Cet éloignement aurait pu continuer si, depuis l'origine, je n'avais eu la tentation puissante, quoique hésitante et contrastée, de faire tout ce qui était en mon pouvoir pour parvenir à ce que je désirais. Dans ce sens il me restait un dernier acte à accomplir, de forte portée symbolique. Déterminant. Engagement envers moi-même, comme une réponse au défaitisme. J'hésitais à m'y lancer : était-ce nécessaire d'aller aussi loin dans la persévérance ? N'avais-je pas déjà suffisamment prouvé de quoi j'étais capable quand je tenais à quelque chose ? Ne me soumettais-je pas à une injonction caduque ? N'y avait-il pas quelque folie à vouloir poursuivre alors que j'étais déjà si loin ? Que voulais-je atteindre ?

Oui mais, sans cet acte, pourrais-je me sentir réellement affranchi ?

J'en étais là quand, par une étrange coïncidence, la perspective fut modifiée par de nouveaux éléments.

L'inattendu ne peut survenir que lorsqu'on ne l'attend plus. Quand, tant espéré auparavant, il a été réduit jusqu'à la désespérance libératrice...

Je n'y croyais plus et pourtant... je n'ai jamais cessé de croire en ce que j'estimais indispensable. Disons que j'ai tout fait pour ne plus y croire et que j'y étais presque parvenu. Parcours vers l'acceptation de ce qui est, sans pour autant renoncer. En fait j'ai cessé d'attendre. Je me suis contenté de rester ouvert. Entr'ouvert. Accessible.

Vivre et laisser diffuser des fragments de moi, juste au cas où...

Car ma façon d'être en relation, désormais, c'est d'être là. Sans attentes, sans promesses.
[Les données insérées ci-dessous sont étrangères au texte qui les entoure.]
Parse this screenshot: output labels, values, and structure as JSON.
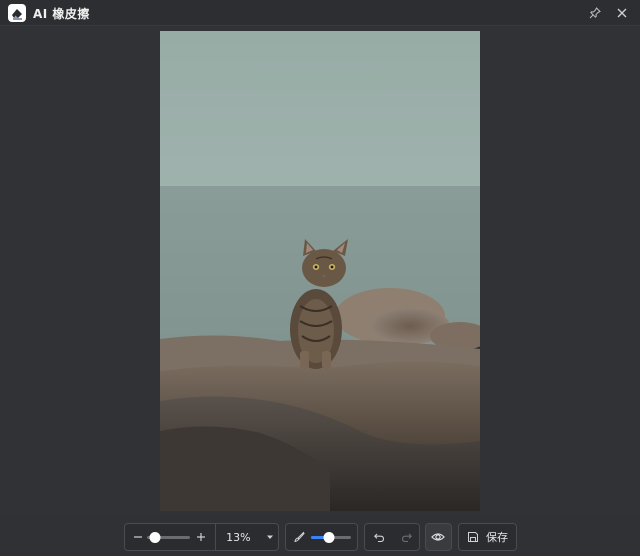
{
  "titlebar": {
    "title": "AI 橡皮擦",
    "icons": {
      "app": "eraser-app-icon",
      "pin": "pin-icon",
      "close": "close-icon"
    }
  },
  "canvas": {
    "image": "kitten-on-rocks-photo",
    "background": "#313235"
  },
  "toolbar": {
    "zoom": {
      "minus_icon": "zoom-out-icon",
      "plus_icon": "zoom-in-icon",
      "slider_level": 0.2,
      "value": "13%",
      "dropdown_icon": "caret-down-icon"
    },
    "brush": {
      "icon": "brush-icon",
      "size_level": 0.45
    },
    "undo_icon": "undo-icon",
    "redo_icon": "redo-icon",
    "preview_icon": "eye-icon",
    "save": {
      "icon": "save-icon",
      "label": "保存"
    },
    "accent_color": "#3b82f6"
  }
}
Librement lié. Être là et répondre présent aux désirs de contact, d'échange, de rencontre. C'est à la fois peu et beaucoup. Fiable dans le lien. Prêt à vivre ce qui peut se vivre ensemble. Prêt à laisser émerger l'alliance des désirs. Parfois il ne se passe rien, parfois très peu, parfois beaucoup. Et peut-être, un jour, vivrais-je de nouveau l'intensité des désirs équivalents et réciproques.

L'important est de ne rien attendre, de ne pas espérer. Rester ouvert, laisser au choses le temps d'advenir et agir dans le sens des désirs.

Bon, encore faut-il oser les exprimer, ces désirs...

Et auparavant les ressentir suffisamment. Car... qu'en est-il du désir quand tout a été reconstruit pour ne plus ressentir le manque ?

Mais c'est un autre chapitre, que je n'aborderai pas aujourd'hui.